Admitting that he set the stubble on fire last season, the Bhalaiana farmer justified his decision. “Due to the short time between paddy harvest and wheat planting, we have no other choice,” he said.

“So far, stubble burning is the only viable option. The government must look for a permanent solution,” said Paramjit Singh, who farms paddy on four acres in Sherkha Wala village of Ferozepur.

Farmers’ comments are likely to thwart government plans to reduce fires to zero in the next paddy harvest season.

“We have planned that there will be no farm fires this time,” agriculture director Gurvinder Singh said, adding that 32,100 machines will be provided to farmers through a subsidy during the harvest, for which the Center sanctioned 275 crore.

“70,000 additional machines needed to counter the threat”

“According to our estimate, if all the machines are used optimally, we would need at least 70,000 additional machines to counter the threat,” he said.

The state also spent 1,145 crores to incentivize farmers over the past four years and Another 275 crore has been allocated for the current season.

However, all these subsidies have failed to address stubble issues as in 2021 alone, 71,246 farm fires were reported during paddy harvest. However, the agriculture department said the area affected by farm fires has fallen from 17 lakh hectares in 2020 to 14 lakh hectares in 2021.

What are subsidized machines

Subsidized machines include super straw management system, happy seeders, super seeders, paddy-straw choppers, reversible plows, no-till seeder, balers, rakes and shrub master , smart seeders and space seeders, harvesters and self-propelled harvesters. cum-binders.

“This year, the government has allowed paddy planting from June 20, so we would have less days to start wheat planting after removing the kharif crop from the farms,” said Budh Singh of Bhucho Mandi.

“Farmers are ready not to burn stubble provided the recommendations of the National Green Tribunal for clearing fields of crop residues are implemented,” said BKU (Ugrahan) General Secretary Sukhdev Singh Kokri Kalan .

Claiming that in situ management was not a practical solution, he said, “When wheat is sown without removing the straw, the rabi crop becomes infested with pests and weeds, leading to losses.”

Farmers also lamented that there is also no proper arrangement for ex-situ stubble management.

“A few private units in South Malwa collect organic waste from fields for which they charge up to 1,000 per acre.

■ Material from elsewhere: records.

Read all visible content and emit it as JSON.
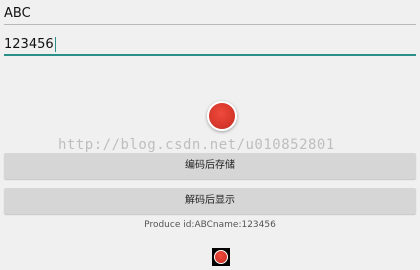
{
  "inputs": {
    "name_value": "ABC",
    "id_value": "123456"
  },
  "watermark": "http://blog.csdn.net/u010852801",
  "buttons": {
    "encode_label": "编码后存储",
    "decode_label": "解码后显示"
  },
  "result_text": "Produce id:ABCname:123456",
  "colors": {
    "accent": "#2a8f86",
    "record_red": "#d7372b",
    "button_bg": "#d6d6d6",
    "background": "#f0f0f0"
  }
}
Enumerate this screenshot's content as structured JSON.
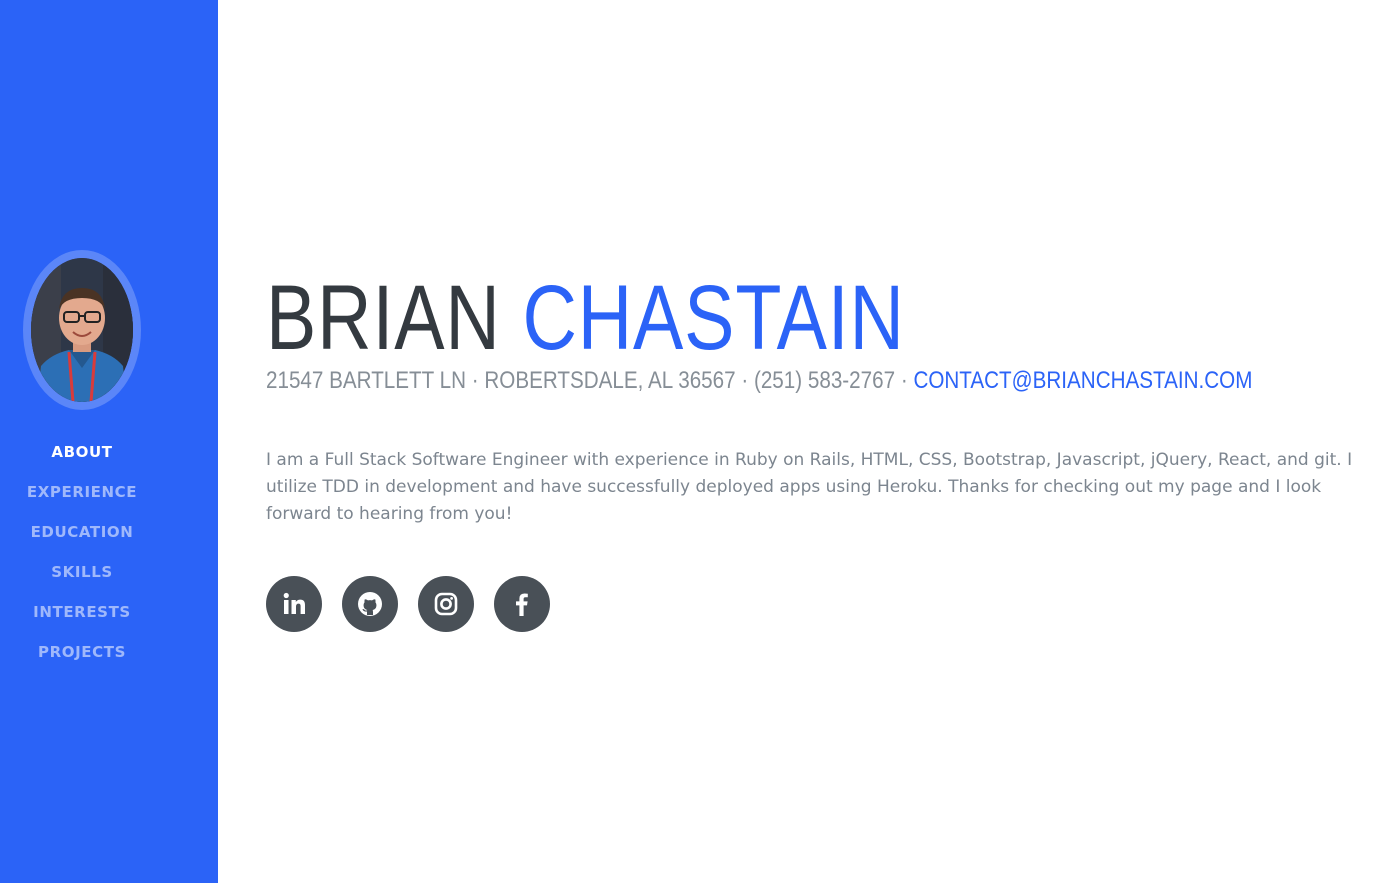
{
  "colors": {
    "primary": "#2b63f7",
    "dark": "#343a40",
    "muted": "#868e96",
    "social_bg": "#495057"
  },
  "sidebar": {
    "avatar_alt": "Profile photo",
    "nav": [
      {
        "label": "ABOUT",
        "active": true
      },
      {
        "label": "EXPERIENCE",
        "active": false
      },
      {
        "label": "EDUCATION",
        "active": false
      },
      {
        "label": "SKILLS",
        "active": false
      },
      {
        "label": "INTERESTS",
        "active": false
      },
      {
        "label": "PROJECTS",
        "active": false
      }
    ]
  },
  "about": {
    "first_name": "BRIAN",
    "last_name": "CHASTAIN",
    "address": "21547 BARTLETT LN · ROBERTSDALE, AL 36567 · (251) 583-2767 · ",
    "email": "CONTACT@BRIANCHASTAIN.COM",
    "bio": "I am a Full Stack Software Engineer with experience in Ruby on Rails, HTML, CSS, Bootstrap, Javascript, jQuery, React, and git. I utilize TDD in development and have successfully deployed apps using Heroku. Thanks for checking out my page and I look forward to hearing from you!"
  },
  "social": [
    {
      "icon": "linkedin-icon"
    },
    {
      "icon": "github-icon"
    },
    {
      "icon": "instagram-icon"
    },
    {
      "icon": "facebook-icon"
    }
  ]
}
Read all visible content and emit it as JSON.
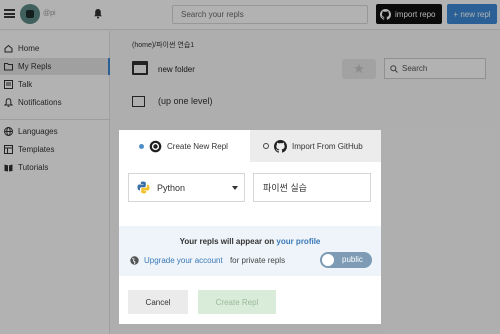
{
  "topbar": {
    "username": "@pi",
    "search_placeholder": "Search your repls",
    "import_label": "import repo",
    "new_label": "+ new repl"
  },
  "sidebar": {
    "items": [
      {
        "label": "Home",
        "icon": "home-icon"
      },
      {
        "label": "My Repls",
        "icon": "folder-icon",
        "active": true
      },
      {
        "label": "Talk",
        "icon": "talk-icon"
      },
      {
        "label": "Notifications",
        "icon": "bell-icon"
      },
      {
        "label": "Languages",
        "icon": "globe-icon"
      },
      {
        "label": "Templates",
        "icon": "templates-icon"
      },
      {
        "label": "Tutorials",
        "icon": "book-icon"
      }
    ]
  },
  "main": {
    "breadcrumb": "(home)/파이썬 연습1",
    "folder_name": "new folder",
    "up_level": "(up one level)",
    "search_placeholder": "Search"
  },
  "modal": {
    "tab_create": "Create New Repl",
    "tab_import": "Import From GitHub",
    "language": "Python",
    "repl_name": "파이썬 실습",
    "info_prefix": "Your repls will appear on ",
    "info_link": "your profile",
    "upgrade_link": "Upgrade your account",
    "upgrade_suffix": " for private repls",
    "toggle_label": "public",
    "cancel_label": "Cancel",
    "create_label": "Create Repl"
  },
  "colors": {
    "accent": "#3d8ad6",
    "link": "#3a78b6",
    "create_disabled": "#d9ecd9",
    "toggle": "#7d9bb4",
    "info_bg": "#eef4f9"
  }
}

But due to inordinate delays in lifting the bales, they cannot be trusted,” another farmer Paramjit Singh said in light of the Centre’s instructions to thermal power plants to use 10-15% of total fuel from paddy stubble.

Harjinder Singh of Sajdan Wala, who grows paddy on over nine acres, said that instead of burning paddy residues last year, he mixed organic wastes into the soil, but this led to increased costs.

“Authorities are asking farmers to use organic waste as fertilizer, but when we face crop losses, there is no solution to our problems,” he said, adding that farmers would end up burning the stubble again.

An enterprising farmer, Gurjit Singh, who supplied paddy stubble to a biomass power station and a paper mill, said narrow lanes in villages were a common problem when lifting bales, hinting at practical issues.

“We are part of an in-situ straw solution, but at several sites heavy machinery cannot move easily. Despite our best efforts, bale lifting is delayed,” Gurjit said.

Also, there are fewer units that have custom ovens to consume paddy straw to energize the plants and this causes demand issues, he added.

“Government needs to open more units in each district or ensure that warehouses store straw so that bales are removed from fields. When the demand from these factories goes down, they lower the rates and that affects the whole cycle and the economics of our business,” Gurjit added.

CM slams Center

Believing the Center does not guarantee a viable solution for burning paddy straw, Punjab Chief Minister Bhagwant Mann said on Saturday that his government planned to donate more than a lakh of machinery for in situ management paddy straw from own resources.

“We had proposed a common solution to this threat, but instead of helping us, the Center dragged its feet. This does not mean that it will prevent us from ensuring the well-being of our farmers and the protection of the environment,” he added.